Ein Test ist nur so wertvoll wie das, was danach damit gemacht wird.

VarioLab übersetzt Messwerte in konkrete, physiologisch begründete Trainingsempfehlungen. Keine generischen Ratschläge — direkt aus den individuellen Testergebnissen abgeleitet.

Die vier Trainingszonen

Z1

Regeneration — aktive Erholung statt Pause

< 70 % der aeroben Schwelle · 20–30 % des Trainingsvolumens

Zone 1 wird im Training systematisch unterschätzt. Sie fördert die Durchblutung der Muskulatur, beschleunigt den Laktatabbau nach intensiven Einheiten und aktiviert das parasympathische Nervensystem. Wer Zone 1 regelmäßig und bewusst nutzt, erholt sich zwischen Belastungen schneller.

Der häufigste Fehler: Zone 1 wird zu intensiv gefahren.
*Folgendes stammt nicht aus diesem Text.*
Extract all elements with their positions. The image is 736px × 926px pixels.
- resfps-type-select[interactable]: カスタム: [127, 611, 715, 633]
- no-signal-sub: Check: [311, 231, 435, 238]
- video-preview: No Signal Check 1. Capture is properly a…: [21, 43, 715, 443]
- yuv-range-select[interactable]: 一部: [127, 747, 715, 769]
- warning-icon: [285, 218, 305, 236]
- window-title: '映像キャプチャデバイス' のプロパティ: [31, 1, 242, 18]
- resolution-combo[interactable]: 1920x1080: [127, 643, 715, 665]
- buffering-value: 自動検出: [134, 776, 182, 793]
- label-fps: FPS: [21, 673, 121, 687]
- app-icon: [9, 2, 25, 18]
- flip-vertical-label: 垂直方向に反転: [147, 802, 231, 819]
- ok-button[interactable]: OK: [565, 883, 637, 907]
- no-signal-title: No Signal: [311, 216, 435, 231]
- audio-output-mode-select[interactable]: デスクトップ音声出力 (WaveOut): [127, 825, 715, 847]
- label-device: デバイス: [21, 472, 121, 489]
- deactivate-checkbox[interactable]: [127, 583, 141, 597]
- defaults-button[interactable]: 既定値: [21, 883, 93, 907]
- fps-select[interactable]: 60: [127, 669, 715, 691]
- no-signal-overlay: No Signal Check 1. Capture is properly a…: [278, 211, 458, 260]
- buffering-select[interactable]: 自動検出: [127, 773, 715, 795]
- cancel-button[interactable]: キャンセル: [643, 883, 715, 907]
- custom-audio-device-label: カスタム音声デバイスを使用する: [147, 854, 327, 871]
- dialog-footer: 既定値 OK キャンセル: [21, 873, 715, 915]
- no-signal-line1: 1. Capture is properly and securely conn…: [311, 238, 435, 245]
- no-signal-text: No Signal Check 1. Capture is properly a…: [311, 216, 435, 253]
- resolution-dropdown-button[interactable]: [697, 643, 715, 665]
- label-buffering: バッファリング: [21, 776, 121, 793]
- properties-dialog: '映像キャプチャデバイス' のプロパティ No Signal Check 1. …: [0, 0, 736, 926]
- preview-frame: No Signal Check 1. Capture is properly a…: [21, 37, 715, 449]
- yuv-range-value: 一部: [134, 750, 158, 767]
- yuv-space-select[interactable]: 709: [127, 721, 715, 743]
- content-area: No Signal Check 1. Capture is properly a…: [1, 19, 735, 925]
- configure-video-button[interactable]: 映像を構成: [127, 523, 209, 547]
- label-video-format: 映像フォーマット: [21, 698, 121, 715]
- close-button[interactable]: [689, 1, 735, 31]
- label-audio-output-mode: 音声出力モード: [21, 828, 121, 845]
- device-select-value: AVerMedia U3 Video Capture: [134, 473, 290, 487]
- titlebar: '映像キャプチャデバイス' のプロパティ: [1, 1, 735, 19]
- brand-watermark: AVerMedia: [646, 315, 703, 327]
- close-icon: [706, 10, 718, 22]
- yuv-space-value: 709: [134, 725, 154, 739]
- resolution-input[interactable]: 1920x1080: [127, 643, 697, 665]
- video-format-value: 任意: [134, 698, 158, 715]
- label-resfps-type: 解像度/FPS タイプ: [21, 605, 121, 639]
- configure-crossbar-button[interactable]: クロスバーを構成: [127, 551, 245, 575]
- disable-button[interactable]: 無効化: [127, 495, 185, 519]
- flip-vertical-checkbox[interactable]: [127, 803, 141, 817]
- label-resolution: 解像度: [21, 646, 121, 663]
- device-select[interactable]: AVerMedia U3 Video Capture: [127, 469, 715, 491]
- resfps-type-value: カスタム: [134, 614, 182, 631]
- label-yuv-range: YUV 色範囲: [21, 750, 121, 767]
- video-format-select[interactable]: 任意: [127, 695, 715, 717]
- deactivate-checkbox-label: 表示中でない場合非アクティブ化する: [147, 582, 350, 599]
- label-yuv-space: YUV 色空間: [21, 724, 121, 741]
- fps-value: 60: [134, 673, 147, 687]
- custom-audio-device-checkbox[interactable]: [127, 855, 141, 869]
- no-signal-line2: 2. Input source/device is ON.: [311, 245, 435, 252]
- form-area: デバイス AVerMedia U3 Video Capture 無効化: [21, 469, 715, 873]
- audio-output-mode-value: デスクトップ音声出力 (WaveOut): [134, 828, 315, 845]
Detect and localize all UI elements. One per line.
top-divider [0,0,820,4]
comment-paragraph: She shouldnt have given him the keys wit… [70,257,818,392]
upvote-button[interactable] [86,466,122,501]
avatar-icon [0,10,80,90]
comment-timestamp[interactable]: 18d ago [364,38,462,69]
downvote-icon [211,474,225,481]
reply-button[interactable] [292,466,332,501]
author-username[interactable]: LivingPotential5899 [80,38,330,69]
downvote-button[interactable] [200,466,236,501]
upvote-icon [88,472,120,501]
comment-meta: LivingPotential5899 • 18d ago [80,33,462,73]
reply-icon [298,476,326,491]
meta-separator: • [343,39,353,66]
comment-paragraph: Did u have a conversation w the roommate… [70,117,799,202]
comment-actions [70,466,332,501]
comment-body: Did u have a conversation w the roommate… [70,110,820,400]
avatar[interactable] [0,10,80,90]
Die Einheit fühlt sich zu leicht an — die Intensität wird unbewusst erhöht, man landet in Zone 2 oder 3. Wer die individuelle Obergrenze aus dem VarioLab-Test kennt, vermeidet das systematisch.

Z2

Grundlagenausdauer — das Fundament jeder Leistung

Aerobe Schwelle ± 10 % · 50–60 % des Trainingsvolumens

Zwischen 80 und 90 % aller Trainingseinheiten von Weltklasse-Ausdauersportlern finden in Zone 2 statt. In diesem Bereich arbeitet der Körper vollständig aerob — Fett und Kohlenhydrate werden effizient verbrannt, ohne nennenswerte Laktatakkumulation. Langfristig steigt die Mitochondriendichte, die Kapillarisierung verbessert sich, die Effizienz des Herzens nimmt zu.

Messbarer Fortschritt: Eine starke Zone 2 senkt die Herzfrequenz bei gleicher Leistung — das ist der präziseste Ausdruck von Fitnesszuwachs, den VarioLab im Verlaufstest dokumentiert.
Z3

Aerob-anaerober Übergang — gezielt und dosiert

Zwischen aerober und anaerober Schwelle · 10–15 % des Volumens

Zone 3 ist physiologisch die anspruchsvollste Zone für das Training. Die Ermüdung akkumuliert schneller als in Zone 2 — eine längere Verweildauer ohne strukturierte Erholung erhöht das Übertrainingsrisiko. VarioLab empfiehlt Zone-3-Training in dosierten Intervallen mit klaren Zeitgrenzen.

Der Nutzen ist real: Wiederholtes Trainieren knapp unterhalb der anaeroben Schwelle erhöht diese Schwelle langfristig — bei gleicher Herzfrequenz kann mehr Leistung erbracht werden.

Z4

Intensiv / laktazid — Qualität vor Quantität

> Anaerobe Schwelle · maximal 5–10 % des Volumens

Zone 4 stimuliert die VO₂max, verbessert die Laktattoleranz und erhöht die neuromuskuläre Rekrutierung. Gleichzeitig ist Zone 4 die Zone mit dem höchsten Verletzungs- und Übertrainingsrisiko. VarioLab empfiehlt Zone-4-Training ausschließlich nach ausreichender Erholungsphase und nicht öfter als zweimal pro Woche.

Wer seine individuelle anaerobe Schwelle aus dem VarioLab-Test kennt, kann Zone-4-Reize gezielt setzen — statt zu raten.

Recovery — was die Erholungsdaten verraten

Die Recovery-Werte in Minute 1 und Minute 2 nach Belastungsende liefern eine eigenständige Trainingsempfehlung. Wenn die Erholungsgeschwindigkeit von Test zu Test zunimmt, ist das ein direkter Beleg für verbesserte parasympathische Reaktionsfähigkeit — eines der zuverlässigsten Zeichen für Fitnesszuwachs.

Bleibt die Erholungskurve flach oder nimmt sie ab, ohne dass die Belastung gestiegen ist, signalisiert das ein Erholungsdefizit. VarioLab weist das explizit aus — als Empfehlung mehr Regeneration einzuplanen, bevor der nächste intensive Block beginnt.

Recovery-Trend Bedeutung Empfehlung
⬆ Steigt Fitnesszuwachs, gute Erholung Volumen kann erhöht werden
➡ Stabil Gleichgewicht Belastung/Erholung Aktuelle Belastung beibehalten
⬇ Fällt Erholungsdefizit, mögliches Übertraining Mehr Regeneration, Intensität reduzieren
„Wer weiß wie sein Körper auf Belastung reagiert, trainiert nicht mehr nach Gefühl — sondern nach Wissen.